Paul Simon is five feet and one inch tall. I read this recently and it solidified something I've been feeling forever: Paul Simon and I have some things in common.
But it's not just our height. Some musicians just speak to you. They write these songs that you feel must have started in your own head before making their way through the songwriter and onto a record. Everybody feels that about some artist at one time or another, but I've always felt it, all the time, about every one of Paul Simon's one billion songs.
I've never been divorced, let alone from Carrie Fisher, but if "Hearts and Bones" isn't about me, then I don't know what it's about. Speaking of which, no one actually knows what "You Can Call Me Al" is about, but I know it's about me. In "Train in the Distance," when he sings, "Everybody loves the sound of a train in the distance, everybody thinks its true," I really do think it's true. Whatever it is.
The thing about Paul Simon's songwriting, a thing that he himself has expressed recently, is that you don't ever really know exactly what he's on about, but you know he's on to something. His latest album, "So Beautiful or So What" is all about God. I mean, it's right there in every song, and yet it took reading a write up by Cathleen Falsani of Sojourners in order for Simon to realize it. He was so amazed by her discovery that he called her. Paul Simon. Called her. To talk about his songs.
Falsani describes Simon, in an interview on Religion & Ethics NewsWeekly, as a "God chronicler by accident." This is true. And this is what is missing from American religion. We're all so self-assured of the fact that we believe in God, or know God, or that God speaks through us. We are all so certain of something that is beautiful and enduring precisely because it does not lend itself to certainty.
Paul Simon is not certain. He's unsure, and confused.
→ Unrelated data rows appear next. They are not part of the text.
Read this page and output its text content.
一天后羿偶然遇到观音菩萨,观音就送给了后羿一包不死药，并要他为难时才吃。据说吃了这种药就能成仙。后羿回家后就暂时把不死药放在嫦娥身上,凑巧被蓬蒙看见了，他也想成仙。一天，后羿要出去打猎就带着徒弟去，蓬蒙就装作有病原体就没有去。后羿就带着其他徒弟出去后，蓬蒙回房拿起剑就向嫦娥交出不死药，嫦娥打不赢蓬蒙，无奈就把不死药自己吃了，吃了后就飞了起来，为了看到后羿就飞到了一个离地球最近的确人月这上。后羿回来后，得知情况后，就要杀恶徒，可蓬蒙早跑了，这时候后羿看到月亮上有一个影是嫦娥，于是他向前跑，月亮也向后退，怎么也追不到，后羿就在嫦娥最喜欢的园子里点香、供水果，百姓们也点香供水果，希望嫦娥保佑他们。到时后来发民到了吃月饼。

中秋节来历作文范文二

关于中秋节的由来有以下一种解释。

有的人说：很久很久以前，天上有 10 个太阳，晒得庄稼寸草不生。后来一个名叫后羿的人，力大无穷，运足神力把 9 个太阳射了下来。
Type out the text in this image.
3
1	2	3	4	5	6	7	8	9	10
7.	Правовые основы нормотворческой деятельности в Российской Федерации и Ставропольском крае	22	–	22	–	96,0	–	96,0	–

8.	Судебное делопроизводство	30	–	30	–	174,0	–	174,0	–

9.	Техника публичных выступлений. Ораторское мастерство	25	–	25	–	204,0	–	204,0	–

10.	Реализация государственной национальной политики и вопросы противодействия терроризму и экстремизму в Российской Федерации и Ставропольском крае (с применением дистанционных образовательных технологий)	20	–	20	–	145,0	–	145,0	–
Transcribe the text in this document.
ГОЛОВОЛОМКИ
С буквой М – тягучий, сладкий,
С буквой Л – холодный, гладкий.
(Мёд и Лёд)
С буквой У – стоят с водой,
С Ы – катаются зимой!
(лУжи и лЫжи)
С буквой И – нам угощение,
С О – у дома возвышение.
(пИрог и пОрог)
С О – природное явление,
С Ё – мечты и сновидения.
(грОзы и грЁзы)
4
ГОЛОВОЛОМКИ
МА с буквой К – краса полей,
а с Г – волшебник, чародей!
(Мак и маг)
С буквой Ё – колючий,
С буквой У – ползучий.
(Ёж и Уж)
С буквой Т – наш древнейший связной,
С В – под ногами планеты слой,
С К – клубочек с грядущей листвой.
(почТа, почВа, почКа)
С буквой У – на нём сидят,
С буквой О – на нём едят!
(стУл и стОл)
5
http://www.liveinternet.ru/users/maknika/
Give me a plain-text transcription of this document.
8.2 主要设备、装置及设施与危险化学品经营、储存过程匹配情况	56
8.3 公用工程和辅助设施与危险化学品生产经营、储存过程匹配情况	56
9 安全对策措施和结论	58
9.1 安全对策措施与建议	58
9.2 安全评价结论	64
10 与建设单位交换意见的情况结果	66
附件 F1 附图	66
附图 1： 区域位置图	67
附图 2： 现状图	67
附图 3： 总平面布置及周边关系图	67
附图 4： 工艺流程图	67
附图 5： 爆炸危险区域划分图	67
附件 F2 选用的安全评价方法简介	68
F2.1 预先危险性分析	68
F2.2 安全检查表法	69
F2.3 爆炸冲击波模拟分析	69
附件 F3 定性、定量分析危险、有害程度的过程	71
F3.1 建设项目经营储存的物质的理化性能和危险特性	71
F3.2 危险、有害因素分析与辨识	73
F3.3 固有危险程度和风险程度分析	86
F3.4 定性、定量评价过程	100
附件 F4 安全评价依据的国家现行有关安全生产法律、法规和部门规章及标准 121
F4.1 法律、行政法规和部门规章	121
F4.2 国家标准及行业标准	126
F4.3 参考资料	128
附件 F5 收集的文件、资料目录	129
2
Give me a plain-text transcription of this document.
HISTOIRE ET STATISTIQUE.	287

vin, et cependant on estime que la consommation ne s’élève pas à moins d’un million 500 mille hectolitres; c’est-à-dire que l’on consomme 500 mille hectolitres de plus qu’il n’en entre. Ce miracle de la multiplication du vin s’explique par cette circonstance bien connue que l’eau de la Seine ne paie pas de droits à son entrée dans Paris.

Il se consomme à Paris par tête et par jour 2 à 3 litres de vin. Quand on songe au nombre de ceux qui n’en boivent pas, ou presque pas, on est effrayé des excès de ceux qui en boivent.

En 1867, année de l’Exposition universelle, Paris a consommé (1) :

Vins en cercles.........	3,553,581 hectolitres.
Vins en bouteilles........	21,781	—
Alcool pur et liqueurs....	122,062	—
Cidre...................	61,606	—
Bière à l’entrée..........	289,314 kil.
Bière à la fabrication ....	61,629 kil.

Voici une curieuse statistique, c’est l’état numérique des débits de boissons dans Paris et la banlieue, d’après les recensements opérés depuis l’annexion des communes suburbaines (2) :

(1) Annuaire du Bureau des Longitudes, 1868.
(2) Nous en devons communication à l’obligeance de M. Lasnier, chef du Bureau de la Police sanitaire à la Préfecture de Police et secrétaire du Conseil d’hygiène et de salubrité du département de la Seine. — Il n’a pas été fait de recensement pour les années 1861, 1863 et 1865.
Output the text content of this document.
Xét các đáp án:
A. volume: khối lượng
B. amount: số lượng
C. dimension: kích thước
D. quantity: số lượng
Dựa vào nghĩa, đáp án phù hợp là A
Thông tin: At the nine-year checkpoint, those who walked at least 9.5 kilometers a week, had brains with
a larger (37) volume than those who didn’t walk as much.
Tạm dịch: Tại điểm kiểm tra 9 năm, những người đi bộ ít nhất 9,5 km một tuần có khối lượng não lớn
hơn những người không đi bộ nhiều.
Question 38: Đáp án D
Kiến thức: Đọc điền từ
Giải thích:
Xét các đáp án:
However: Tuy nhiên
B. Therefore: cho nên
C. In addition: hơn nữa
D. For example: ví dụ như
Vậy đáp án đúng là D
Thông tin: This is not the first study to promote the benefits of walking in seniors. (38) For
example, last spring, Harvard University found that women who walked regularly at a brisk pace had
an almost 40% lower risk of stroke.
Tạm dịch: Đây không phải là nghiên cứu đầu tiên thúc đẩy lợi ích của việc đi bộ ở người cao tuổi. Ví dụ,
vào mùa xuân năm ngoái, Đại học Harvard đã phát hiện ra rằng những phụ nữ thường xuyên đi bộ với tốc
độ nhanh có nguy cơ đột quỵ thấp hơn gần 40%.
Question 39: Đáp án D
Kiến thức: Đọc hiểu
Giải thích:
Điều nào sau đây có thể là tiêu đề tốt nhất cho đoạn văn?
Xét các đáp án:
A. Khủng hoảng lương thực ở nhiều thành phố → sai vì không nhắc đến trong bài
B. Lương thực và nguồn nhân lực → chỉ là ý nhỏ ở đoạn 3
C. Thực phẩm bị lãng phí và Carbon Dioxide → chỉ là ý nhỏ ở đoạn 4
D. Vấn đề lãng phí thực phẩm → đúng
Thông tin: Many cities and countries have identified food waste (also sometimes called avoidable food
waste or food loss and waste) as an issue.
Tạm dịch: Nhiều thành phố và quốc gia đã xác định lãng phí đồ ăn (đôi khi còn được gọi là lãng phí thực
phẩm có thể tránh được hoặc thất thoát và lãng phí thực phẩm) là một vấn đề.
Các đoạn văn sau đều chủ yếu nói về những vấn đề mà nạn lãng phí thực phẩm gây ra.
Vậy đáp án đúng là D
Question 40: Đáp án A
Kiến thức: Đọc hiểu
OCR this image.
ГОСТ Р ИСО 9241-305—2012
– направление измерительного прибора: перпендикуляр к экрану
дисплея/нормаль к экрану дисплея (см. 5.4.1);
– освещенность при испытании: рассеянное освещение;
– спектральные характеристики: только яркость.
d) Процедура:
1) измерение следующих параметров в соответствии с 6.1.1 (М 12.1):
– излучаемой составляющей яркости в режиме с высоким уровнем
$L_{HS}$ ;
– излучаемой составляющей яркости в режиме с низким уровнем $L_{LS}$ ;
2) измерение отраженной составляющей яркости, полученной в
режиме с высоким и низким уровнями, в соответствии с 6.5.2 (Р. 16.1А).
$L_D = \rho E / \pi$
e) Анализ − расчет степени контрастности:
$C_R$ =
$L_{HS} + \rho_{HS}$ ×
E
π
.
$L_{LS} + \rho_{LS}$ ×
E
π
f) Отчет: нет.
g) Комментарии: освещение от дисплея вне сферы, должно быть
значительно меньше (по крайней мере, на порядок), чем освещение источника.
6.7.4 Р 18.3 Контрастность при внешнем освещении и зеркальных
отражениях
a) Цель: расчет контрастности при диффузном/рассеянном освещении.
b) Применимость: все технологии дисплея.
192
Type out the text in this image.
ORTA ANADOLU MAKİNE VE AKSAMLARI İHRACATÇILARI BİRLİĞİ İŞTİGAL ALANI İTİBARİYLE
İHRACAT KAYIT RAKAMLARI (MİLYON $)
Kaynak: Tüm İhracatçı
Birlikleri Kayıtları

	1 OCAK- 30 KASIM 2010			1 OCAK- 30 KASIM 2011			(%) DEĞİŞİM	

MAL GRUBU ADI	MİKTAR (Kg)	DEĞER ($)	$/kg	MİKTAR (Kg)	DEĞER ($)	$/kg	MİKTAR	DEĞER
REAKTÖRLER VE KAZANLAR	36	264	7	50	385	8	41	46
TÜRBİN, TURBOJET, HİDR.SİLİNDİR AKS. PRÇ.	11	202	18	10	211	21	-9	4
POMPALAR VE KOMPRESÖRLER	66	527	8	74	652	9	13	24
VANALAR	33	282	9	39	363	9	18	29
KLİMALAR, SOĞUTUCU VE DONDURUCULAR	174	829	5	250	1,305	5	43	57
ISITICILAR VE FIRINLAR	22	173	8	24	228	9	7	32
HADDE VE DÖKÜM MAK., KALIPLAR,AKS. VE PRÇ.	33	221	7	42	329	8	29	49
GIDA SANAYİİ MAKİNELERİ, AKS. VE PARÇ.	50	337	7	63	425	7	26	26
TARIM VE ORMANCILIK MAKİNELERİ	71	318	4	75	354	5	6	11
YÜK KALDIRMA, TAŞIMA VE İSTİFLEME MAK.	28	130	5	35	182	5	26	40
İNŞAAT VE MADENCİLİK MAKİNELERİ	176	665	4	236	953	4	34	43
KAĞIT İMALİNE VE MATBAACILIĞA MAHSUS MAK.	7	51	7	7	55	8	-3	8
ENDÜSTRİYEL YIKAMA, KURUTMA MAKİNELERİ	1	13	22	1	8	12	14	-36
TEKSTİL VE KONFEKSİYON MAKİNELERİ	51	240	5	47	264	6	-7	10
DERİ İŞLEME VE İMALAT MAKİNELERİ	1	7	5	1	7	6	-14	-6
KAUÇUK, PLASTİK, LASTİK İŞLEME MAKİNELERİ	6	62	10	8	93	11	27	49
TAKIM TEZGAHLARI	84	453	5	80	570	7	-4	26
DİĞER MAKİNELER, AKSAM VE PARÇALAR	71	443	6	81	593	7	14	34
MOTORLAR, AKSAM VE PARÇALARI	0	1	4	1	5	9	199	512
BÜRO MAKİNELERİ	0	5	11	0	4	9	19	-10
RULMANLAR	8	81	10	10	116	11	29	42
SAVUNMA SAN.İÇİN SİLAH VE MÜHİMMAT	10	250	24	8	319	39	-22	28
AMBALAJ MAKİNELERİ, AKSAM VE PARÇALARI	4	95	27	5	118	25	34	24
He had a long conversation with the late theologian John Stott and what he took away from it was that they both enjoyed the conversation. That's the kind of thing an uncertain person takes away from a long conversation with a great theologian. A certain person would walk away either angry or affirmed.
Flannery O'Connor was a great Catholic writer because her writing celebrated the mystery that comes with writing about God. This is why we don't put her in the camp of "Christian authors." Christian authors, for the most part, in fact most Christian artists, don't celebrate the mystery of God. They don't revel in the uncertainty that literally defines faith. They make bold claims and feign intimate realizations. They talk like they know what the hell they're talking about.
But they don't. No one does. And it has always been this way. Moses didn't write like he knew what he's talking about. He even had to ask God his name. David, in the Psalms, lives in the questions he has about God. Job too. The four Gospels can't even get the story straight; certainty was never their aim. We read Paul like he's certain, but if you read closely he shared in the mystery too.
And Jesus. The international man of mystery. Nobody ever knew what Jesus was really talking about. Destroy the temple and rebuild it in three days? Wait, like, the real temple right over there?
Or, whoever wishes to save his life must lose it?
The first shall be last?
Turn the other cheek?
Whatever you did for the least of these, you did for me?
These are the days of miracles and wonders?
Okay, that last one was Paul Simon. But that's the point. We need to return to mystery and get back to the questions. We need to stop pretending we have it all figured out. I need to stop writing like I know what we need.
But it's so deeply ingrained. Paul Simon and I have a lot of things in common, height included, but he's a much better chronicler of God than I'll ever be.